My ball was everything I wanted it to be. I felt beautiful and thoroughly enjoying my night admiring how my classmates cleaned up, bouncing from person to person, girlfriend in tow, through names after countless names of people who wanted to meet her. Despite a few glares and one shoulder bash by a mysterious girl in white the night ran smoothly. Those people didn’t affect us, they couldn’t affect us. For their part our teachers shook our hands and smiled, true to their word we were not treated any differently than any other couple there.

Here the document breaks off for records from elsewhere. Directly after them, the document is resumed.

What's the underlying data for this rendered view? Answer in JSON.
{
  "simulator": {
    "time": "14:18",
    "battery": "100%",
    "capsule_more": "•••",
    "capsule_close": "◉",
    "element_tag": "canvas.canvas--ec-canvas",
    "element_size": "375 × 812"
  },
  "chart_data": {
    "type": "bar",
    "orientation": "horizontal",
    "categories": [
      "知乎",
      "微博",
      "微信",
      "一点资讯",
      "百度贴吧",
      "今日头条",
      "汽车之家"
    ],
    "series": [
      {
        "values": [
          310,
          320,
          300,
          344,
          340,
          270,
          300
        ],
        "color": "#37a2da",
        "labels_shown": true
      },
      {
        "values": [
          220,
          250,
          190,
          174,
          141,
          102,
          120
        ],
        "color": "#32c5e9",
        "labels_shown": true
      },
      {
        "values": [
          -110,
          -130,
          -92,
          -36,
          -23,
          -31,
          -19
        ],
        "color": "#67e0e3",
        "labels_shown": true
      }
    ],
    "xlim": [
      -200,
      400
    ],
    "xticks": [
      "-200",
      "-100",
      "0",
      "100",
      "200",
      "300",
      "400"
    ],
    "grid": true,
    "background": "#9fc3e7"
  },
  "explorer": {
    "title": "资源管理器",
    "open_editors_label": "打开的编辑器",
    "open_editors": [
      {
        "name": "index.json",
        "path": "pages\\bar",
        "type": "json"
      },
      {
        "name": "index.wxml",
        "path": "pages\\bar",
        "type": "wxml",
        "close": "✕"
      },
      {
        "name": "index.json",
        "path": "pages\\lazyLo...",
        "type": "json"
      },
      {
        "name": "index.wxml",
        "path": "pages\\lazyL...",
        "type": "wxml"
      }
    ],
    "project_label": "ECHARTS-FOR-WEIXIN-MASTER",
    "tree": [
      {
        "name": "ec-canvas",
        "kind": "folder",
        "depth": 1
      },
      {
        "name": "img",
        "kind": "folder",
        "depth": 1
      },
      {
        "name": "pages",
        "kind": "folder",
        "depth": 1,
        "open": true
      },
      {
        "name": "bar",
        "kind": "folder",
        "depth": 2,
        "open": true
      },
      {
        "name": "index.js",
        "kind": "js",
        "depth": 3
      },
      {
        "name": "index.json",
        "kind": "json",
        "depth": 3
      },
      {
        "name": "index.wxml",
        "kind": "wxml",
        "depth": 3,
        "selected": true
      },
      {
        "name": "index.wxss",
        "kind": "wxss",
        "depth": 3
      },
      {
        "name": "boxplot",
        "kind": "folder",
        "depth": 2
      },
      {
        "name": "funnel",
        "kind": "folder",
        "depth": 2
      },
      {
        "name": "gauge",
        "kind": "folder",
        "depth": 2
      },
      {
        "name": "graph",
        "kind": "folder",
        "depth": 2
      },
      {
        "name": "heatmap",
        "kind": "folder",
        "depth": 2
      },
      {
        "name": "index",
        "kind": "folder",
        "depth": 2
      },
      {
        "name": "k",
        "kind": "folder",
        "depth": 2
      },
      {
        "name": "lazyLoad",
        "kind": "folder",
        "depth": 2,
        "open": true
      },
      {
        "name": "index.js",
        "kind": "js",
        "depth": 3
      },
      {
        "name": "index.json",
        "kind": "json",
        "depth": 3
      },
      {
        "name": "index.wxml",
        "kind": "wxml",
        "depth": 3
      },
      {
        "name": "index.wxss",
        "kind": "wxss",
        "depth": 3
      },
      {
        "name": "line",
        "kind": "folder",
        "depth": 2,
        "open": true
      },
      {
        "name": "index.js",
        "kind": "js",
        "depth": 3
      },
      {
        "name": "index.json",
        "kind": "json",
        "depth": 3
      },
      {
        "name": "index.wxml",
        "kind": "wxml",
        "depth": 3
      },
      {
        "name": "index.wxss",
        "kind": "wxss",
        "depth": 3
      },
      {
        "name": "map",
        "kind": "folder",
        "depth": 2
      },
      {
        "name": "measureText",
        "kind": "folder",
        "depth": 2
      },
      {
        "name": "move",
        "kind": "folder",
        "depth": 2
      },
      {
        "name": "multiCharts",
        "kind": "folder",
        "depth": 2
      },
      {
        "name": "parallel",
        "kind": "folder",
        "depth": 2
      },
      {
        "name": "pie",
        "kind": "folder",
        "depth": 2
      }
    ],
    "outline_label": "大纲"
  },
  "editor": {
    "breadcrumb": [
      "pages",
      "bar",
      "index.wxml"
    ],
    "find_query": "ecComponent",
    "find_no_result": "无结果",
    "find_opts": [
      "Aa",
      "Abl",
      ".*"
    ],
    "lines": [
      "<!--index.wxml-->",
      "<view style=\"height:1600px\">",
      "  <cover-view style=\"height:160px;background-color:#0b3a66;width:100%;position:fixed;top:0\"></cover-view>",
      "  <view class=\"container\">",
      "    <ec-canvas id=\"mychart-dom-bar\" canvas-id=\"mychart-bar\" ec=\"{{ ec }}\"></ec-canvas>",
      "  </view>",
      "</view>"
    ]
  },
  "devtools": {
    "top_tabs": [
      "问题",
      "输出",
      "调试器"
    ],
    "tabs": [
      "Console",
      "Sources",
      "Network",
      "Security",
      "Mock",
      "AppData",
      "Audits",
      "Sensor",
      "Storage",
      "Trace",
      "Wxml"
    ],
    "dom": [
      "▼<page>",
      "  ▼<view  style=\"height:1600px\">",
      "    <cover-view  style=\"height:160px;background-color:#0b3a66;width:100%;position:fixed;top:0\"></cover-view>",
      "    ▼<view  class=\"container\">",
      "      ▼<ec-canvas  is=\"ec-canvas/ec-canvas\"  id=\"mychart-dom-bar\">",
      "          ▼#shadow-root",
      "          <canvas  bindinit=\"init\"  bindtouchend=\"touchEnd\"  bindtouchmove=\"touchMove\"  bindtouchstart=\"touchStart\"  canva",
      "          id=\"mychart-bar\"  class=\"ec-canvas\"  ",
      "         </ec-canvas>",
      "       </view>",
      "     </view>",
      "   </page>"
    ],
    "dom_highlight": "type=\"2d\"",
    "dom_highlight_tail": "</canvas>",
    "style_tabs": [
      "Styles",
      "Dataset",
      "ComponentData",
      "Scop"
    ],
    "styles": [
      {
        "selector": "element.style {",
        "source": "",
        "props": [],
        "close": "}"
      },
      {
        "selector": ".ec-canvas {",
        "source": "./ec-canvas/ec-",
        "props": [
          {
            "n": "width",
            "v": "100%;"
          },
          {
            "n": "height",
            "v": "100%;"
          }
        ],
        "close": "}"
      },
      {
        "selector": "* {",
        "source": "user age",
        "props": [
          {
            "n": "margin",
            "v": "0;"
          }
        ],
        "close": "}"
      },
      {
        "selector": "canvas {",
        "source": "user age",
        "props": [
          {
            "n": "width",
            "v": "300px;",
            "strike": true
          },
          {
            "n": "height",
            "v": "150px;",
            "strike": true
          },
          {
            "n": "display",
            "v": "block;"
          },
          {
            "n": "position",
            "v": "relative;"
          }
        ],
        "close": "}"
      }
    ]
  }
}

I understand that those of us who have positive experiences don’t feel the need to write about them, simply taking them for granted as the kind of treatment we should receive. However maybe it is important to spread those moments too, moments that hopefully one day will be nothing special, but that right now show hope and change in our society. I am extremely lucky to be surrounded by so much love and support within my school community. I know that not every school would have been so supportive. But I believe that many schools are changing their policies and attitudes. Many schools have been successfully working towards creating societies where diversity is celebrated, where its students don’t have to worry about who they want to bring to the ball, or whether they want to wear a suit or a dress; where two girls who don’t fit the ‘American dream’ style world can still live it. If only for one night.